Thüringische Landeszeitung (Gera)
Ansichten als Ansichtssache
Karten stehen zur Diskussion. Es sind keine Skat- oder Rommékarten. Nein, es geht um Ansichtskarten, die eine Menge erzählen können.
Der Sammler ist Armin Krüger aus der Fachgruppe Heimatgeschichte des Kulturbundes Gera. Der 79-Jährige gab seiner Kartensammlung, auf einer Leinwand dargestellt, das Motto „Die Wende – Auswirkungen auf Ansichtskarten“.
Seit rund 20 Jahren ist er diesem Thema auf der Spur. Sein Fundus waren vor allem der 1951 gegründete Verlag Bild und Heimat Reichenbach im Vogtland. Wie Krüger sagte, stammen 90 Prozent aller Ansichtskarten aus dem Verlag, der sage und schreibe 25.000 kolorierte Karten besitzt. Aber auch viele Tauschpartner hat er für seine Sammlung ausfindig gemacht.
Die Karten zeigen Auswirkungen der politischen Umgestaltung mit ihren territorialen Veränderungen, Ortsumbenennungen, neuen Eigentumsverhältnissen und politischer Neugestaltung, eben all das, was die Wende mit sich brachte. Da machte Krüger aufmerksam auf Ansichtskarten mit Beschriftungen aus Schmölln und Altenburg, die einmal sächsisch waren und heute zu Thüringen gehören. „Grüße aus Berlin“hieß es einst nur auf einer Postkarte. Am 7. September 1961 zur DDR-Hauptstadt erklärt, änderte sich der Schriftzug auf diese Neuerung. Wie andere gleiche Karten wurde dieser umbeschriftet. Aus Kleinschmalkalden wurde 1946 Pappenheim, dann wieder Kleinschmalkalden. Gleiche Fotomotive auf Ansichtskarten
hießen einmal KarlMarx-Stadt und seit Juni 1990 wieder Chemnitz.

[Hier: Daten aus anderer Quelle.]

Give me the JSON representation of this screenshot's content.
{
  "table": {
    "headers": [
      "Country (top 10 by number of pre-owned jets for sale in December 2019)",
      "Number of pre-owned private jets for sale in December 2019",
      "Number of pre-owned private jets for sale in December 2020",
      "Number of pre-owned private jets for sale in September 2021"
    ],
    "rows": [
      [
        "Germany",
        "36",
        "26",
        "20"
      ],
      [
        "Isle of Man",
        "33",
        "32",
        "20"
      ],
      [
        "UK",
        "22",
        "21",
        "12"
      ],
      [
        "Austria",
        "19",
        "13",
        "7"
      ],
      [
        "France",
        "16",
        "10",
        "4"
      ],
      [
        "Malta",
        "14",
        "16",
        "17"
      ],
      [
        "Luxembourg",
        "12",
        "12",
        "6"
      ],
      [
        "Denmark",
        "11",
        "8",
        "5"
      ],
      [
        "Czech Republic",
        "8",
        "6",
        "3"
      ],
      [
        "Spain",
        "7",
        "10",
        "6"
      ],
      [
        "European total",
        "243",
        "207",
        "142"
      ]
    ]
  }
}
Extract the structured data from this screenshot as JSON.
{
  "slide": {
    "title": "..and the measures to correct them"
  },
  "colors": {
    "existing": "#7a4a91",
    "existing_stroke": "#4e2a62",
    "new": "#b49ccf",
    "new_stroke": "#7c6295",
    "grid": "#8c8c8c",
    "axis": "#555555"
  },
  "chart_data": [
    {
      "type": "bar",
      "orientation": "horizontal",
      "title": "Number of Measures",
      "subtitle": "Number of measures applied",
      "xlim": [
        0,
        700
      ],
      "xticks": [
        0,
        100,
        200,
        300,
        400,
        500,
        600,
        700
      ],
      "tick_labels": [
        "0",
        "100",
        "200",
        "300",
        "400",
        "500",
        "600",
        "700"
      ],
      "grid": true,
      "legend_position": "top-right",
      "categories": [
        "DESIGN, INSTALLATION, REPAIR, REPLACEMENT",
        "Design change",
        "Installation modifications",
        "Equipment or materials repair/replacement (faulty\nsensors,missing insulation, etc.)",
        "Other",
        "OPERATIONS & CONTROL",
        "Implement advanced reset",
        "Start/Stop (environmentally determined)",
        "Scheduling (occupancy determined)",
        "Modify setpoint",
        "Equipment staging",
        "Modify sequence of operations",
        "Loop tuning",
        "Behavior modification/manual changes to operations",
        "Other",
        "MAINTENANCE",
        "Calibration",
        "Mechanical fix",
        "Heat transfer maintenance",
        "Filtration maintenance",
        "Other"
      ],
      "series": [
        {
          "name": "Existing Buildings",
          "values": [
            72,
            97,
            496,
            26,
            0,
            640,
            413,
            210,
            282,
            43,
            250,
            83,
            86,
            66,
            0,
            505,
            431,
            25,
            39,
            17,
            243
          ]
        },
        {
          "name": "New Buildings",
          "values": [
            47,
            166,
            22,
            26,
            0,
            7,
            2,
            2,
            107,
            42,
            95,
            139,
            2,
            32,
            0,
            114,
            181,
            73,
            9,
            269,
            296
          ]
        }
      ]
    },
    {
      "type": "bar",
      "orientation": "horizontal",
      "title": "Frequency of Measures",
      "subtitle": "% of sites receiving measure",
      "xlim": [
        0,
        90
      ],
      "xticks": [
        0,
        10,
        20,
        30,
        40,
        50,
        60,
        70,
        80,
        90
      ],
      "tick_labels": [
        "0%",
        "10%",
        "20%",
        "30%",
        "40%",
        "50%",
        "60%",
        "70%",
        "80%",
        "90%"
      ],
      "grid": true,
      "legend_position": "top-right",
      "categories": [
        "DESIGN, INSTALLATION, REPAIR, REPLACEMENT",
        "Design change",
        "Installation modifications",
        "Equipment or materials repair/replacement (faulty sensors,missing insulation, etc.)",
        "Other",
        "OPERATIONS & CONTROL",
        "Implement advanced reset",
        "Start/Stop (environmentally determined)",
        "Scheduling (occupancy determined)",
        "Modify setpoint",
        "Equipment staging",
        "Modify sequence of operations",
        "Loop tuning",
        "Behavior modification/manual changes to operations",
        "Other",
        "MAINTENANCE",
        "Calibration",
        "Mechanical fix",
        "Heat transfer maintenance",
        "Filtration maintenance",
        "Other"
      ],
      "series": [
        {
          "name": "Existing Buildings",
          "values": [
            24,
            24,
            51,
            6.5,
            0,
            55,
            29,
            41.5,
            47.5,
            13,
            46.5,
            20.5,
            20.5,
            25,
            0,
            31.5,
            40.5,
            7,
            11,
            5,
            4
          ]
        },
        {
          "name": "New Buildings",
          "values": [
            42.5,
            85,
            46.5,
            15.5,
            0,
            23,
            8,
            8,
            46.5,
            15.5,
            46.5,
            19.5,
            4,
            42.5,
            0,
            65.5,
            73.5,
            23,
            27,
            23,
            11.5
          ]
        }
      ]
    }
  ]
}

Postkartenmotive gibt es von Pioniereisenbahnen – elf gab es zu DDR-Zeiten – die sich nun meist Parkeisenbahnen nennen. Vorher-Nachher-Karten zeigte Krüger vom Schloss Muskau, das 2011 abgerissen wurde wie das Fichtelberghaus Oberwiesenthal. Es war 1967 eingeweiht worden, nach altem Vorbild saniert und erlebte 1999 den Abriss. Ehemalige FDGBHeime grüßen nun als Ferienhäuser und das HO von Gaststätten verschwand zu Gunsten von Restaurant. Kulturhäuser zeigen sich nun als Kulturzentren.
Nicht zuletzt ist auch die Geschichte des Geraer Interhotels auf Ansichtskarten nacherlebbar. 1967 eingeweiht, wurde es 1992 Maritim-Hotel, dann 1997 abgerissen, um den Gera-Arcaden Platz zu machen.

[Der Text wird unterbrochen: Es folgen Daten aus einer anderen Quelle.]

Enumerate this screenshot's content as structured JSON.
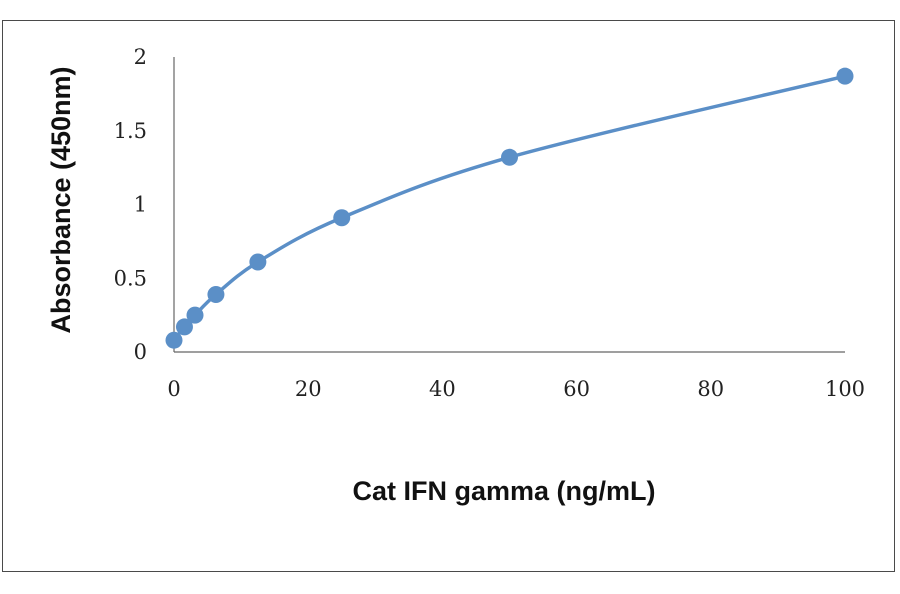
{
  "chart_data": {
    "type": "line",
    "title": "",
    "xlabel": "Cat IFN gamma (ng/mL)",
    "ylabel": "Absorbance (450nm)",
    "xlim": [
      0,
      100
    ],
    "ylim": [
      0,
      2
    ],
    "x_ticks": [
      "0",
      "20",
      "40",
      "60",
      "80",
      "100"
    ],
    "y_ticks": [
      "0",
      "0.5",
      "1",
      "1.5",
      "2"
    ],
    "grid": false,
    "legend": "none",
    "series": [
      {
        "color": "#5b8fc7",
        "x": [
          0,
          1.56,
          3.13,
          6.25,
          12.5,
          25,
          50,
          100
        ],
        "y": [
          0.08,
          0.17,
          0.25,
          0.39,
          0.61,
          0.91,
          1.32,
          1.87
        ]
      }
    ]
  }
}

Oftmals bleiben die Bilder auch bei Straßennamen gleich, nur die Beschriftungen ändern sich. Da hat Armin Krüger viele Beispiele parat. Bemerkenswerte Postkarten hält die Sammlung vom wirtschaftlichen „Abriss Ost“bereit. Herausragend die Motive von den mächtigen Prüffeld-Anlagen des KWH Hermsdorf, deren Abriss als Postkarte dokumentiert wurde. So wie hier gab es bei den Bürgern widersprüchliche Meinungen überall dort, wo die Abrissbirne der Treuhand wütete und neue Bezeichnungen Einzug hielten.
Viel Redebedarf gab es nach dem interessanten Vortrag nach dem Gedanken „Ansichten als Ansichtssache“. Insgesamt hätte man sich eine größere Gesprächsrunde gewünscht.